Il concetto più importante di questo libro, infatti, sembra essere quello che ci viene in mente lette le prime tre parole del titolo: meglio sole che… male accompagnate (e il titolo non ha nulla a che vedere con l’originale che è Nine Island). J capisce che l’amore che aveva dentro, quello di cui era capace, forse lo ha già dato quasi tutto, che quello che resta può decidere benissimo per conto suo a chi rivolgerlo: al suo gatto, a sua madre, ai pochi amici, a un’anatra che sembra ferita o a ciò che preferisce. Nonostante ci sia sempre qualcuno pronto a dirle (e a dirci – a chi non capita di continuo?) che deve trovarsi un uomo, che la condizione ottimale della vita sia dividerla con qualcuno coinvolto con lei in una relazione intima, s’interroga sul concetto di amore e si rende conto che non c’è bisogno di sentirsi costretti a raggiungere traguardi che secondo gli altri sono naturali. Il traguardo più importante è stare bene con se stessi, raggiungere il proprio equilibrio, meglio soli che mal accompagnati, dunque, e meglio sole che nuvole, così da avere un cielo sereno. E non è affatto una sconfitta, anzi forse è perfino un segno di forza.

Ti amerò per sempre, qualsiasi cosa accada”, mi ha sussurrato mio marito una delle ultime notti insieme, prima che finalmente ci arrendessimo.
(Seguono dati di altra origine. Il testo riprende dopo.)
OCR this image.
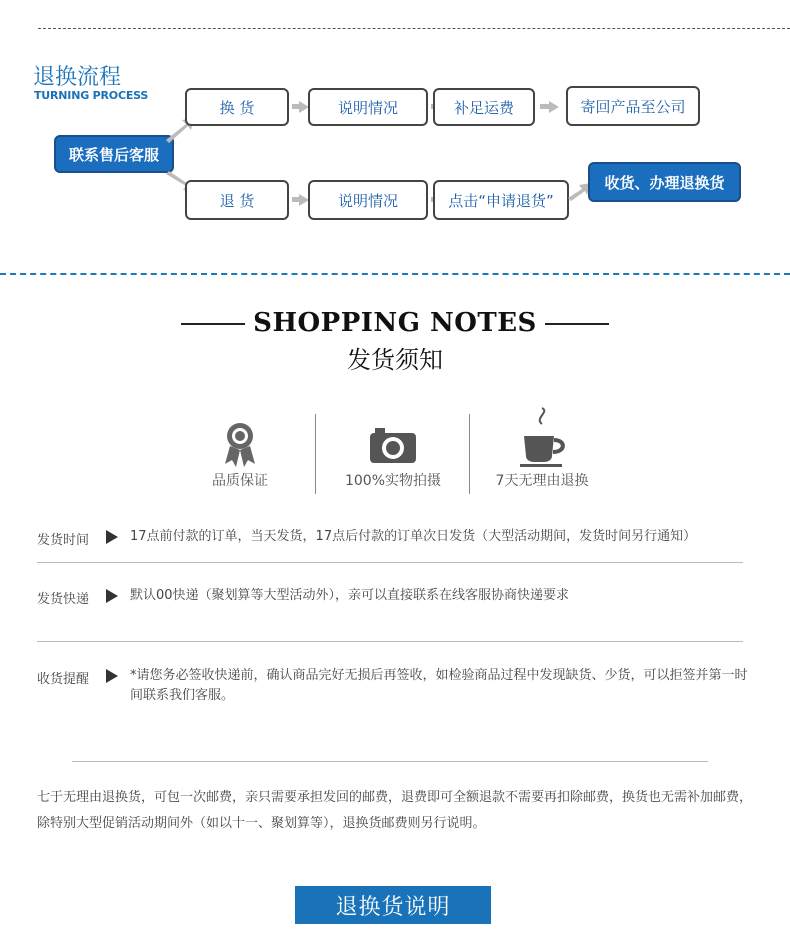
退换流程
TURNING PROCESS
联系售后客服
换 货	说明情况	补足运费	寄回产品至公司
退 货	说明情况	点击“申请退货”
收货、办理退换货
SHOPPING NOTES
发货须知
品质保证	100%实物拍摄	7天无理由退换
发货时间	17点前付款的订单，当天发货，17点后付款的订单次日发货（大型活动期间，发货时间另行通知）
发货快递	默认00快递（聚划算等大型活动外），亲可以直接联系在线客服协商快递要求
收货提醒	*请您务必签收快递前，确认商品完好无损后再签收，如检验商品过程中发现缺货、少货，可以拒签并第一时间联系我们客服。
七于无理由退换货，可包一次邮费，亲只需要承担发回的邮费，退费即可全额退款不需要再扣除邮费，换货也无需补加邮费，除特别大型促销活动期间外（如以十一、聚划算等），退换货邮费则另行说明。
退换货说明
E forse questo è sufficiente. È sufficiente avere ricevuto un po’ d’amore, un tempo. Anche se non ha funzionato a lungo. Forse è sufficiente averne ricevuto in passato, e adesso vivere solo con i suoi frammenti, e non c’è proprio niente di male se dedichi l’amore che ancora ti resta a un vecchio gatto o a un’anatra, ai pochi cari amici, a tua madre. Sull’arca non tutti sono in coppia.

Tra capitoli più lunghi e pagine con pensieri e commenti veloci anche di pochissime righe, ho trovato questo libro molto interessante e pieno di spunti di riflessione. Sono quegli stessi pensieri che prima o poi è capitato a molti di fare nella vita, magari in quei momenti di stasi tra le nostre vicende sentimentali. Sembrano quasi degli appunti, quelli di J, che poi magari è Jane, confrontando la sua storia con la bio dell’autrice. Appunti sviluppati piano piano fino a trasformarsi nelle fondamenta di una vita futura. Chi può dirlo?

Buona lettura!

Titolo: Meglio sole che nuvole. Leggere Ovidio a Miami
Autore: Jane Alison
Traduttore: Laura Noulian
Genere: Romanzo
Anno di pubblicazione: 2018
Pagine: 269
Prezzo: 18 €
Editore: NN editore


Jane Alison è nata a Canberra, ma è cresciuta negli Stati Uniti, dove ha studiato Lettere classiche e Scrittura creativa. Ha esordito nel 2001 con il romanzo The Love-Artist, incentrato sulla figura di Ovidio, ed è autrice di romanzi, racconti e saggi apparsi su New York Times, Washington Post, Boston Globe. Dopo aver vissuto in Germania e a Miami, si è trasferita a Charlottesville e insegna Scrittura creativa all’università della Virginia.